Nais alerts¶
Info
Status: Draft
When developing and operating Nais features, we often need to add alerts so we're able to respond quickly if something unexpected or undesirable should happen.
This document describes how we currently do alerting in Nais.
Alerting in Nais¶
We use Slack as the delivery mechanism for alerts, similar to what we provide for the teams.
The primary channel for alerts is #naas-alerts. This channel is monitored by the whole team during working hours, and by Naisvakt 24/7.
Levels of criticality¶
With the exception of the info
level, all alerts entering the channel are handled by Naisvakt.
Handling an alert means acknowledging it, investigating it or ensuring that the right people are notified.

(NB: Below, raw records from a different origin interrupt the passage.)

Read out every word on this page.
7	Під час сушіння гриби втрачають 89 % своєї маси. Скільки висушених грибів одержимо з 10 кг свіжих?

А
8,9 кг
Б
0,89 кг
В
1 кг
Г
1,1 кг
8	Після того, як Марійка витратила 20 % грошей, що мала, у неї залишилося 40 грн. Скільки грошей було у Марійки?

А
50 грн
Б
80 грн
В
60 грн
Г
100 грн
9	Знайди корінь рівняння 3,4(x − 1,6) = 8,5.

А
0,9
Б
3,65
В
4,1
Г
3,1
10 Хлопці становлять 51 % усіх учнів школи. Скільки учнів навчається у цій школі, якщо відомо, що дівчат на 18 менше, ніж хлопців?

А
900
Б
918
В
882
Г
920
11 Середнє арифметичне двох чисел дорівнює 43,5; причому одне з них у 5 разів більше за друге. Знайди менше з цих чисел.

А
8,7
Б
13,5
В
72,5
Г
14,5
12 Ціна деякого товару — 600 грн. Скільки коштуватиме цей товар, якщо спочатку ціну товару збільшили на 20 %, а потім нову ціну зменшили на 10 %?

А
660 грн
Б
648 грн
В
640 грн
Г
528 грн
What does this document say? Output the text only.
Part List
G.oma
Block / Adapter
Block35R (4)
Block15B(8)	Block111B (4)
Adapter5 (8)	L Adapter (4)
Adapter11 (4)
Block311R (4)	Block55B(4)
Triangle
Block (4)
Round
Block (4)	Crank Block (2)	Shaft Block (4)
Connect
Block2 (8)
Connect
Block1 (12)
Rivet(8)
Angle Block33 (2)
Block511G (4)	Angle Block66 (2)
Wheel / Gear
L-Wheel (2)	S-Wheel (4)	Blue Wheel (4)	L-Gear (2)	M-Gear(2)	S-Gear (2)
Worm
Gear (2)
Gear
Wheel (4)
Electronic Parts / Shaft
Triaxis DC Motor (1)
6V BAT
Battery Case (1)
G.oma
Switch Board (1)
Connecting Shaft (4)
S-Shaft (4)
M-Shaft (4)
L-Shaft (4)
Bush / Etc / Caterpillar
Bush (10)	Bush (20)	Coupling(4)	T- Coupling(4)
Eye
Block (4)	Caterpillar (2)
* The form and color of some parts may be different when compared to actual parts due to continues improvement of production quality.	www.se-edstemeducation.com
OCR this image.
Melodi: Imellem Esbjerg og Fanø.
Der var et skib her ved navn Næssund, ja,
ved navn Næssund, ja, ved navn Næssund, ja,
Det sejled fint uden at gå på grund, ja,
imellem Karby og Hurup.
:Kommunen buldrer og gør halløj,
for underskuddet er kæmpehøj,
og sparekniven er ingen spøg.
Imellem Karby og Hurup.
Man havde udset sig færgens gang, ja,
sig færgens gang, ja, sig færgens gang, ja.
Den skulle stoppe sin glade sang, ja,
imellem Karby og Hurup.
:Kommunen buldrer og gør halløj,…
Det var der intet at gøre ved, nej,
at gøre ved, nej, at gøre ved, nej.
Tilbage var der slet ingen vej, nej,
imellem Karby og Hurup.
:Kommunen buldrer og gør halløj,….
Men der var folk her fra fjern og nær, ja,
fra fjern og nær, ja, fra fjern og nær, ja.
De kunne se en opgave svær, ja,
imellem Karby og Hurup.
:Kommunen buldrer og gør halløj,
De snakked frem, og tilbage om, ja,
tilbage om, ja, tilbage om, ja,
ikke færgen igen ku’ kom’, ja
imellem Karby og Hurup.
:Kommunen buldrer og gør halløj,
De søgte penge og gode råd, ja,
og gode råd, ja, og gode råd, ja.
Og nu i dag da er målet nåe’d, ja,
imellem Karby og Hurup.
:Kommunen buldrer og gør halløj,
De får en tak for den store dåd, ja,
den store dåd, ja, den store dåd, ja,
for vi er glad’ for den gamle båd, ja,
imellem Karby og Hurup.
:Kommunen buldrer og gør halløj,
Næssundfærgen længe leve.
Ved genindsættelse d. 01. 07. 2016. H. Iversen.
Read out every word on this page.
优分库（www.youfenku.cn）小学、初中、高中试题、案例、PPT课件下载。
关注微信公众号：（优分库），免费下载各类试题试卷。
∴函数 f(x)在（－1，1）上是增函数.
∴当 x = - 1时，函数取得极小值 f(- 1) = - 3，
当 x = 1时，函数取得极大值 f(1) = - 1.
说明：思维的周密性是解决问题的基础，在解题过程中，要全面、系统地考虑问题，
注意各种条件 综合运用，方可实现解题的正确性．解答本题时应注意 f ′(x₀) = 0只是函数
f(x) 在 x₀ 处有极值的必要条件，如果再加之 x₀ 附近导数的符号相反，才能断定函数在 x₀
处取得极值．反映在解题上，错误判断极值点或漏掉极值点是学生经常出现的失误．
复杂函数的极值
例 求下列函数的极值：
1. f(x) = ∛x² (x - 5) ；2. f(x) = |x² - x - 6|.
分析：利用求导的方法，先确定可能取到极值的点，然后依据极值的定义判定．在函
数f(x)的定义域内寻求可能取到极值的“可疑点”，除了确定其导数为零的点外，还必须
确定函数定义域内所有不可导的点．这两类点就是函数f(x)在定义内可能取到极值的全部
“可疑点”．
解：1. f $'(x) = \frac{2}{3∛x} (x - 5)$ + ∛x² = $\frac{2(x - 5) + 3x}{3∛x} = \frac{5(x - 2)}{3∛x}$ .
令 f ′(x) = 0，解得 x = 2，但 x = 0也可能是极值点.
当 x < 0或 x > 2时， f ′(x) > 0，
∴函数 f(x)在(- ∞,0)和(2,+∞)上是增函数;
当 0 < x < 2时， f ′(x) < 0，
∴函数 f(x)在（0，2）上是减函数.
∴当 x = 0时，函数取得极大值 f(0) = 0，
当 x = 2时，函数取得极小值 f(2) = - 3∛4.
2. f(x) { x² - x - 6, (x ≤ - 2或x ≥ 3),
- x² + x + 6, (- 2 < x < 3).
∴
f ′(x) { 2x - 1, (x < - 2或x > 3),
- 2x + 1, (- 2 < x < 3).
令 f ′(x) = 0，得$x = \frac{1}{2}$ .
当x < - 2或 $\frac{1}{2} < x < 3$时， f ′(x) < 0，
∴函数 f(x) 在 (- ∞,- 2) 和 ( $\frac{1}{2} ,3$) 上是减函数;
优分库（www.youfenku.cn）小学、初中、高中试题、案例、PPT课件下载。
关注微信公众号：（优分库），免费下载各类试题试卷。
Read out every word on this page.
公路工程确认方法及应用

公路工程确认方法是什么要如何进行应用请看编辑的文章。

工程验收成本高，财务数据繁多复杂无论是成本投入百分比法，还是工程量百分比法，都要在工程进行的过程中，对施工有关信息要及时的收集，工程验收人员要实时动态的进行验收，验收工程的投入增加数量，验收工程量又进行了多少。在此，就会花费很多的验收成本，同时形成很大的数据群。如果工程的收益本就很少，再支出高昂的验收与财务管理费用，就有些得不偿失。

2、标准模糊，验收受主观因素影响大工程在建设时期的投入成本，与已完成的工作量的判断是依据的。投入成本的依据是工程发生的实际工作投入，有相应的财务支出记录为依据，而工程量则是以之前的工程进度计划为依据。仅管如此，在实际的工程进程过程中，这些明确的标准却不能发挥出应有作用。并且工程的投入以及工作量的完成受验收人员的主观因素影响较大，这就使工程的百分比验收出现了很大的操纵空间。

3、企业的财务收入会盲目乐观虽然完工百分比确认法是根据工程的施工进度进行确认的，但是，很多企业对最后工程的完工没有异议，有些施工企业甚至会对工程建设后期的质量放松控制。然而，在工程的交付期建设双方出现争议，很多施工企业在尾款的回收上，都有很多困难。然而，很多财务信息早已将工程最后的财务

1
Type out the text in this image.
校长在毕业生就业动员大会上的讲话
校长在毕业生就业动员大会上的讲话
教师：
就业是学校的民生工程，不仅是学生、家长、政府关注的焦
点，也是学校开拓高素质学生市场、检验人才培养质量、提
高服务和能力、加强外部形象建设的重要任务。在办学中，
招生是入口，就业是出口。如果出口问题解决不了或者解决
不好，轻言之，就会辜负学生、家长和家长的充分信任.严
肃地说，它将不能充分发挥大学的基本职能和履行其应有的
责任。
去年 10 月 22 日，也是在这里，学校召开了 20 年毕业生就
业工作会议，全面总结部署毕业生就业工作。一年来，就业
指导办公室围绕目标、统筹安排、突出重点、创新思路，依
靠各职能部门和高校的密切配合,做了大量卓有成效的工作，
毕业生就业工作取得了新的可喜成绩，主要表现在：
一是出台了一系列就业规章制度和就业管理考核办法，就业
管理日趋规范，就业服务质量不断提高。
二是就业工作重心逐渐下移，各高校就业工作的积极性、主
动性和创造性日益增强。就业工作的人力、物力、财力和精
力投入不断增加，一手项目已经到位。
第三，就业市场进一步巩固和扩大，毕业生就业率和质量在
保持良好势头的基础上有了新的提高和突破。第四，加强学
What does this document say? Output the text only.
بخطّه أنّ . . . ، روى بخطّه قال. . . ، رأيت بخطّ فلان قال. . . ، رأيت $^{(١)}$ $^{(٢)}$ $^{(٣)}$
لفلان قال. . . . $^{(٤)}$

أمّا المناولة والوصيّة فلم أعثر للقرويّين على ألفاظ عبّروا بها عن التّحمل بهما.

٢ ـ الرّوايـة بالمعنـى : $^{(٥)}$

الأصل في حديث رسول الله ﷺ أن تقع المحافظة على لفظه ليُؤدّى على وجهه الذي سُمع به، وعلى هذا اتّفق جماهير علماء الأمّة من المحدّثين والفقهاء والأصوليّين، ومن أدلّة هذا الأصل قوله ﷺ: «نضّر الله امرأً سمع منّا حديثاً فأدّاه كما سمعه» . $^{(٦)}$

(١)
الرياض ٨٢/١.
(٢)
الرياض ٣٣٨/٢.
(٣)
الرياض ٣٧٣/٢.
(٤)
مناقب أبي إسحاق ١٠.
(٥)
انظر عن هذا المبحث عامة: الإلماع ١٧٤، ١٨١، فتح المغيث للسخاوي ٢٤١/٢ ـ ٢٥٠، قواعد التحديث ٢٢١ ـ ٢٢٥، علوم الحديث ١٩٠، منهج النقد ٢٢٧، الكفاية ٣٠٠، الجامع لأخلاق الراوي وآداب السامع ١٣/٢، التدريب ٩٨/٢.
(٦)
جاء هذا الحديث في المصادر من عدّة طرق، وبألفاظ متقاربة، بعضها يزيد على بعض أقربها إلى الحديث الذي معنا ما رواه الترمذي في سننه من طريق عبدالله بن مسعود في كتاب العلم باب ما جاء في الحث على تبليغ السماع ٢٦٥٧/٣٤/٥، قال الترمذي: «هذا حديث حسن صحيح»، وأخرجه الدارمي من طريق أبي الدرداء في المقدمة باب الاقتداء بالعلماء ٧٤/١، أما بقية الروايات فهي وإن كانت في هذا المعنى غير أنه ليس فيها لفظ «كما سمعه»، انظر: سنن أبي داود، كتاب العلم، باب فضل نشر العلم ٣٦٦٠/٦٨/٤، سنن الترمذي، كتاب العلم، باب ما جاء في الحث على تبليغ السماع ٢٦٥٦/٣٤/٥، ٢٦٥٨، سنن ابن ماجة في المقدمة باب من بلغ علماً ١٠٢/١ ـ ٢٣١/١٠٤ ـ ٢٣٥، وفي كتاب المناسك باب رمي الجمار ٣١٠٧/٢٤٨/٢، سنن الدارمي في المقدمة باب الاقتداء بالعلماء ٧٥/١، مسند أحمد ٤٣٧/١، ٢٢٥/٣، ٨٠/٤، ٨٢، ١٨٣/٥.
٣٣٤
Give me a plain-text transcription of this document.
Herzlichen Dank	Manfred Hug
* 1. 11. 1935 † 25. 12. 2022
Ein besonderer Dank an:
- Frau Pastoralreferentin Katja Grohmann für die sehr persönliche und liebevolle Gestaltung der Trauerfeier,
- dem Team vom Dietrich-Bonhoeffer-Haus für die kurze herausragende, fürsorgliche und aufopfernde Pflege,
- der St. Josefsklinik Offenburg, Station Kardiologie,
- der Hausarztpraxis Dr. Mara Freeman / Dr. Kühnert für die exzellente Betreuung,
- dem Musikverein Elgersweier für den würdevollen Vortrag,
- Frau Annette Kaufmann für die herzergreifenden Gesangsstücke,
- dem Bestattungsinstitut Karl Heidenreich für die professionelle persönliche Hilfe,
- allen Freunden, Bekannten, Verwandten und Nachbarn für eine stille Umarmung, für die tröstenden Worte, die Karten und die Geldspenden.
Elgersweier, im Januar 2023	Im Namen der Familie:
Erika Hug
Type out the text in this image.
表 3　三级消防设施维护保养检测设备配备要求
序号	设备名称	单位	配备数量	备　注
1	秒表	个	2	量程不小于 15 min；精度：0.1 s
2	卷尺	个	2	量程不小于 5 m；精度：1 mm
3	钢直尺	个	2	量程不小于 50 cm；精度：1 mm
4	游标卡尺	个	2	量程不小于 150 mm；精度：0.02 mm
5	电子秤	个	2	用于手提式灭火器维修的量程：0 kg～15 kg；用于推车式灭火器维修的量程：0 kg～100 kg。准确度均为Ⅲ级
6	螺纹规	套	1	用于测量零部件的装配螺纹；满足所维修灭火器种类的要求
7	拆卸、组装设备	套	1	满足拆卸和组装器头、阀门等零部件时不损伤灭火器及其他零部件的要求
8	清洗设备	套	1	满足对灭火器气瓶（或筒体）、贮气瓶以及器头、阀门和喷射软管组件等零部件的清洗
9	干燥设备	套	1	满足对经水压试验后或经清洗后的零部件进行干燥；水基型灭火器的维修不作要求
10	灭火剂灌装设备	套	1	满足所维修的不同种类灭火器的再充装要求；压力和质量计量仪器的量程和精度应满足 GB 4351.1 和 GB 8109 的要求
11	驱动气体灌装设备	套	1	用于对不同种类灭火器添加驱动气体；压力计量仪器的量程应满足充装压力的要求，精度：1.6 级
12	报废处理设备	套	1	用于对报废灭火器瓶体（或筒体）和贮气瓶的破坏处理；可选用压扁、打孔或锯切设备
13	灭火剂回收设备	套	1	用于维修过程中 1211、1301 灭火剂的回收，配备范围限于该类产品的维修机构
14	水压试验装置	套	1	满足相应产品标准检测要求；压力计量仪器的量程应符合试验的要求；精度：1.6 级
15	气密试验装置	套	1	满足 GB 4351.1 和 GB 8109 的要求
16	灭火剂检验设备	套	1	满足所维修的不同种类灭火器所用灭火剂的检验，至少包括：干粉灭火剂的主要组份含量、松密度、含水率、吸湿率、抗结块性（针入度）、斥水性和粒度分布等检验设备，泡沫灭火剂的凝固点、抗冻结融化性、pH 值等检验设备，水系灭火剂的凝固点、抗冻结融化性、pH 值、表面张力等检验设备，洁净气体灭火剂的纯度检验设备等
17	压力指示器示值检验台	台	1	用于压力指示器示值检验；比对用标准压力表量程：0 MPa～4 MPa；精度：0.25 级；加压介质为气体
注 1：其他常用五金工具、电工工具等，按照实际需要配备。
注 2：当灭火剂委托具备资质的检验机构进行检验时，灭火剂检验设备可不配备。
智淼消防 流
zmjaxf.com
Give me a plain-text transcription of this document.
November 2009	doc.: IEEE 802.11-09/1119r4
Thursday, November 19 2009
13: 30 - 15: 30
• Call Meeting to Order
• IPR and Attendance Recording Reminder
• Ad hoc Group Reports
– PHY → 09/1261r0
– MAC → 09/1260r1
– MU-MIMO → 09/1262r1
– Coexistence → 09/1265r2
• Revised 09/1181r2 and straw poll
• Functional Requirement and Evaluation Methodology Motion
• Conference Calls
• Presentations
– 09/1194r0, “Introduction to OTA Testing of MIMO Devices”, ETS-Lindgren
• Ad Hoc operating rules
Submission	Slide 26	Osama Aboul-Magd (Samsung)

If the alert does not lead to or require action, and is not info
, the alert must be tuned. Notify the people who created it.
It's important that we have control over and continuously work to tune alerts to avoid false positives and unnecessary work - leading to alert fatigue.
In the PrometheusRules
resource you use spec.groups[].rules[].labels.severity
to set the level, and spec.groups[].rules[].labels.ping: nais-vakt
if the alarm needs to notify the Naisvakt.
Critical w/Naisvakt tag¶
Must be handled immediately, and will wake Naisvakt (and probably anyone in close proximity) at night. Ensure that the alert is critical enough to warrant this.
Examples: Deploy canary failing
, Connectivity tests failing
.
Critical¶
Should be handled immediately during waking hours (not necessary to wake Naisvakt at night). Use for errors that are critical for the service itself but not for the end users.
Examples: Backup failing
Warning¶
Should be handled at next available opportunity.
Examples: Disk usage above 80%
, Certificate expiring in 14 days
Info¶
Informational alerts that do not require immediate action/handling, but are important to know about.
Examples: etcd latency alert
, we can't do anything about it, but it's good to know.